Die vom EU-Gesetzgeber in die PPWR verankerten obligatorischen Quoten betreffen Hüllen und Behälter, die für den Warentransport zwischen Unternehmensstandorten im Binnenbereich von EU-Mitgliedsländern wie auch den logistischen Austausch zwischen Standorten in verschiedenen Ländern bestimmt sind.
Ab 2030 sollen innerstaatlich nur noch mehrfach nutzbare Lösungen zulässig sein, sprich: Die traditionell von nahezu allen Wirtschaftssegmenten genutzten Einweglösungen werden in fünfeinhalb Jahren de facto komplett untersagt. Derlei pauschale Verbote „gefährden sämtliche Lieferketten in Europa“, warnt die Wirtschaftsallianz in ihrem Brandbrief. Die Verbände verweisen auf eine Marktanalyse, der zufolge mehrfach nutzbare Transportverpackungen entweder aufgrund technischer Hürden gar nicht verfügbar seien oder nur in „weder ökologisch noch ökonomisch sinnvollen“ Versionen.

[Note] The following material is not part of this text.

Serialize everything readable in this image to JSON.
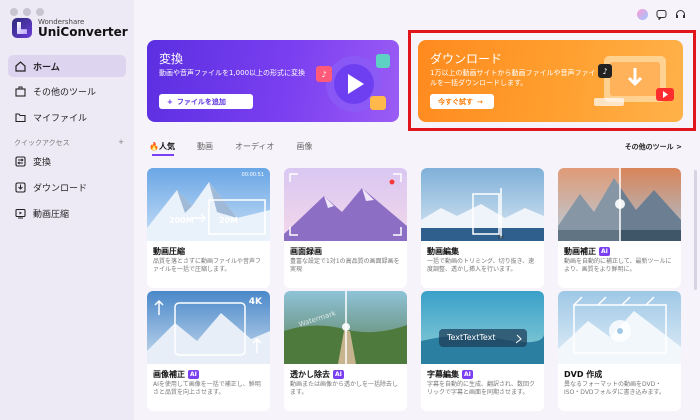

Verbände kritisieren Fehler im Gesetzgebungsverfahren
Den Branchenorganisationen zufolge ist die Eskalation der Quoten nicht etwa dem Regulierungsdrang der EU, sondern einem – so wörtlich – „Fehler im Gesetzgebungsverfahren“ geschuldet. So seien die Änderungen – mit dem Ziel, die Regelungen verständlicher zu formulieren – im Februar 2024 und damit kurz vor dem Ende der Trilogverhandlungen erfolgt. Beim Zusammenfassen sämtlicher Mehrwegquoten für Industrie-, Gewerbe- und Gartenbauverpackungen seien „vermutlich unbeabsichtigt“ nicht nur die Quoten selbst, sondern auch der Anwendungsbereich gegenüber dem Vorschlag der EU-Kommission „drastisch ausgeweitet“ worden, steht im Brief zu lesen.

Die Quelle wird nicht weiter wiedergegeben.